Leopold is the perfect place to start a love affair, rekindle an old flame, or simply have a great meal.
Leopold is located in Rua de São Cristovão, 27, tel. 21-886-1697.
In France they call it “pot au feu, “ in Italy “bollito misto,” in Spain “cocido Madrileño.” In Portugal we call it “cozido.” The concept is the same, but the taste differs remarkably from region to region. Cuts of meats that require long periods of cooking are combined with sausages, potatoes, chickpeas, cabbages, and other vegetables. There are no gimmicks, no complex sauce reductions, no overpowering spices, only great ingredients.
In the island of Azores, they prepare the cozido by burying the pot in volcanic soil, where it cooks slowly in geothermal heat. There are no volcanos in continental Portugal, so we have to use regular stoves to do the cooking.
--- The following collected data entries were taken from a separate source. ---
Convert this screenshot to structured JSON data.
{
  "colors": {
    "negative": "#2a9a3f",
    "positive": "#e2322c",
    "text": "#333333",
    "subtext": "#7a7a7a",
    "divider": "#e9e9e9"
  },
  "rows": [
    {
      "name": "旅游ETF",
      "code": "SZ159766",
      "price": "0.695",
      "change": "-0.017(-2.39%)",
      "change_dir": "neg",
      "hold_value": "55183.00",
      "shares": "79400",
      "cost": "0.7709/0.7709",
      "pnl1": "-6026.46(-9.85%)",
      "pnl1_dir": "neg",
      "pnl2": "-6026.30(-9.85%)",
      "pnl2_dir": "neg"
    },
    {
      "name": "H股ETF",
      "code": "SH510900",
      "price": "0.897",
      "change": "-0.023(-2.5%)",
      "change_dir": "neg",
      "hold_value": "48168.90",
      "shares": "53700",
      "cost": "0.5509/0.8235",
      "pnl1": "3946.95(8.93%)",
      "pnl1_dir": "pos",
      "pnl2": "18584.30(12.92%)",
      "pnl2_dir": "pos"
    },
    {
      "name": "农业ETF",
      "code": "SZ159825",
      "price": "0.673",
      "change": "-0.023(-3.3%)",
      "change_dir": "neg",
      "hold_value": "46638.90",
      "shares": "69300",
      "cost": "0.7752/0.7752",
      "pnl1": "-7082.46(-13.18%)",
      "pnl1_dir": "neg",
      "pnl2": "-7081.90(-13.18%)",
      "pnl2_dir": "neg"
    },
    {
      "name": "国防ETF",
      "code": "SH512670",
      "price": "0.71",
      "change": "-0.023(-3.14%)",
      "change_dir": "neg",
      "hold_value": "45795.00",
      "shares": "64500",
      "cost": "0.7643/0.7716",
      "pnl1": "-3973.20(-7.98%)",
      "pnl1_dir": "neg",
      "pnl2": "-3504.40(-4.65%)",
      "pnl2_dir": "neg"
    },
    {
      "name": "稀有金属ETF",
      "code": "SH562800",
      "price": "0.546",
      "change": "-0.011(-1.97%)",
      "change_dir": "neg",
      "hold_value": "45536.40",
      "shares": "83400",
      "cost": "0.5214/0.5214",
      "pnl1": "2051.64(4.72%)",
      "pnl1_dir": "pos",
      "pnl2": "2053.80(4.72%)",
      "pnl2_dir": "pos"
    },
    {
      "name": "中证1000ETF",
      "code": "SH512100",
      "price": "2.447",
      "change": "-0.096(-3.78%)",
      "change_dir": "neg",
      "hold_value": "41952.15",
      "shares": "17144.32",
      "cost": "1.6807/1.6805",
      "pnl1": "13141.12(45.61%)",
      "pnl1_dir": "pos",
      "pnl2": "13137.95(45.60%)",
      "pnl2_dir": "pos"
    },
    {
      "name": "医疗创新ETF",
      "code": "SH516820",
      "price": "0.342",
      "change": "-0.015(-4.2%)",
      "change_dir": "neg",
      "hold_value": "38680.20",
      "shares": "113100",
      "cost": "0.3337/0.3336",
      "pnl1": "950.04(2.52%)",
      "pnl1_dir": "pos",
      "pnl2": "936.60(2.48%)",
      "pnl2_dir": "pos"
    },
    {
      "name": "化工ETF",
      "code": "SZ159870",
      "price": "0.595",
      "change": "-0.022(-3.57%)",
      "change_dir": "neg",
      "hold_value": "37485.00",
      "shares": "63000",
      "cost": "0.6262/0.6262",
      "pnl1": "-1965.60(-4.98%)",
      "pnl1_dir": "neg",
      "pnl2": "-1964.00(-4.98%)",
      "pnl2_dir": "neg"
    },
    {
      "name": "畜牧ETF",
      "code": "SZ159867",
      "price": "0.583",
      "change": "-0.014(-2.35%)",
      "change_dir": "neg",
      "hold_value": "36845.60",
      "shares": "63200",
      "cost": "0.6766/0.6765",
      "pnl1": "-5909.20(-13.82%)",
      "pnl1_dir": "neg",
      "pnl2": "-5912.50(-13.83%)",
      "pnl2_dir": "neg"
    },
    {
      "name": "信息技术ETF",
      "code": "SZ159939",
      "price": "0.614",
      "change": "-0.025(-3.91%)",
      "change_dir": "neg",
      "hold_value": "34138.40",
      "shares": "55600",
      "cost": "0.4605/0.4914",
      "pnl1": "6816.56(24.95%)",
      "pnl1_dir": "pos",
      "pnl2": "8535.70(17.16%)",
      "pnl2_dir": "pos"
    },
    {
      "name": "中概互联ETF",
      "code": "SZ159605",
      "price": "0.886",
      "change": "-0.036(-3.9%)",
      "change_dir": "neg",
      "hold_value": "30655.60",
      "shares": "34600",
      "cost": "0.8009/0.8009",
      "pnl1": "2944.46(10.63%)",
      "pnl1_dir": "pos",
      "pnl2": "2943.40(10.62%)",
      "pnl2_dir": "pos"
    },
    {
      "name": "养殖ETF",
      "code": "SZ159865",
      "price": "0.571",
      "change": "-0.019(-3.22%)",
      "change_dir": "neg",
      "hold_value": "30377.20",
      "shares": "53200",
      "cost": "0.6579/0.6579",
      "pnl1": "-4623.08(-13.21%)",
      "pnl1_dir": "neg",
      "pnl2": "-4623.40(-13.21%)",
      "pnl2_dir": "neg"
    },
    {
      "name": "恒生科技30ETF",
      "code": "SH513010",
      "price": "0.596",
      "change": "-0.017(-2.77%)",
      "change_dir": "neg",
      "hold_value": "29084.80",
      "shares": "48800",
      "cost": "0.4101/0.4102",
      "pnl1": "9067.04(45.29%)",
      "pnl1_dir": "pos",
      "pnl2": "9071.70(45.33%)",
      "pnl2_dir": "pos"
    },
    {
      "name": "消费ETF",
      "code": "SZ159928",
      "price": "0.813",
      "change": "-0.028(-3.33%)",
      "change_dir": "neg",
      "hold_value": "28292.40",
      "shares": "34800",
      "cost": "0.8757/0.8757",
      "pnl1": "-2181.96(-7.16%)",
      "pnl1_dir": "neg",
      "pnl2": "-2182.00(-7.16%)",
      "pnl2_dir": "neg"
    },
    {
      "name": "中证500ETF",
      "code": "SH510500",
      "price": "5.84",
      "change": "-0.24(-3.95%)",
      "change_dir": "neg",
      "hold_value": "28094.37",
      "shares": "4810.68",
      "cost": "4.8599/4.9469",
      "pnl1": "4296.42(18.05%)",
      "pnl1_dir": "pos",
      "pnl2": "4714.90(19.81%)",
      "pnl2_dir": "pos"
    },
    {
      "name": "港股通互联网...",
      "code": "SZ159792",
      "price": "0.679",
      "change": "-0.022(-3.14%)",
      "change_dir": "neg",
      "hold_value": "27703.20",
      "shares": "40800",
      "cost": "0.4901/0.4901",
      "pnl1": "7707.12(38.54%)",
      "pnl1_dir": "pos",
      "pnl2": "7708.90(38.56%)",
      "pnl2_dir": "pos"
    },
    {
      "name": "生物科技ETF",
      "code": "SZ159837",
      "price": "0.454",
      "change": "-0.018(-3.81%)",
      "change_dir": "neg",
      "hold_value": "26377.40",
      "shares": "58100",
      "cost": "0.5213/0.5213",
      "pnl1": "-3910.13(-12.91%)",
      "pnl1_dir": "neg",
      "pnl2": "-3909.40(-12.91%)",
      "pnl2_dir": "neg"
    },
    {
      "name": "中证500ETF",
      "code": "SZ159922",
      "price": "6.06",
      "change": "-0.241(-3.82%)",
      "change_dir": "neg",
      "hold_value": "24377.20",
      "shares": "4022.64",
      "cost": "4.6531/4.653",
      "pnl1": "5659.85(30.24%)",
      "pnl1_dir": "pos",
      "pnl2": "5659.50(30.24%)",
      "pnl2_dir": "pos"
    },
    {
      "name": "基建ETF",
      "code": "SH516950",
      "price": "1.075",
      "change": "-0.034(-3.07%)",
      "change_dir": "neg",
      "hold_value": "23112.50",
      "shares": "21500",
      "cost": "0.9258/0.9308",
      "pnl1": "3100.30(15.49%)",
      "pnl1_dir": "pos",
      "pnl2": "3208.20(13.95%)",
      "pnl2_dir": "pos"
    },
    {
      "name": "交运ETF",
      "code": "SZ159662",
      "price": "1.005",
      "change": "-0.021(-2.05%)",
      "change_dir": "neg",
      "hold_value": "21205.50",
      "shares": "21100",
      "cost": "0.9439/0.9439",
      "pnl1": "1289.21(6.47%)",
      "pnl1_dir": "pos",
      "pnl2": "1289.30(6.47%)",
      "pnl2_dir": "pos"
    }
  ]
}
One of the best cozidos is served every Sunday by Companhia das Lezírias, near Vila Franca de Xira, 50 Kms from Lisbon. It is a posh cozido made with wild game that imparts a unique taste to the preparation.
Trying this delicacy requires planing, since it is indispensable to make reservations in advance. Call the Companhia das Lezírias to book a table for a group of friends and, when the time comes, you’ll enjoy a very satisfying meal in the company of very happy friends.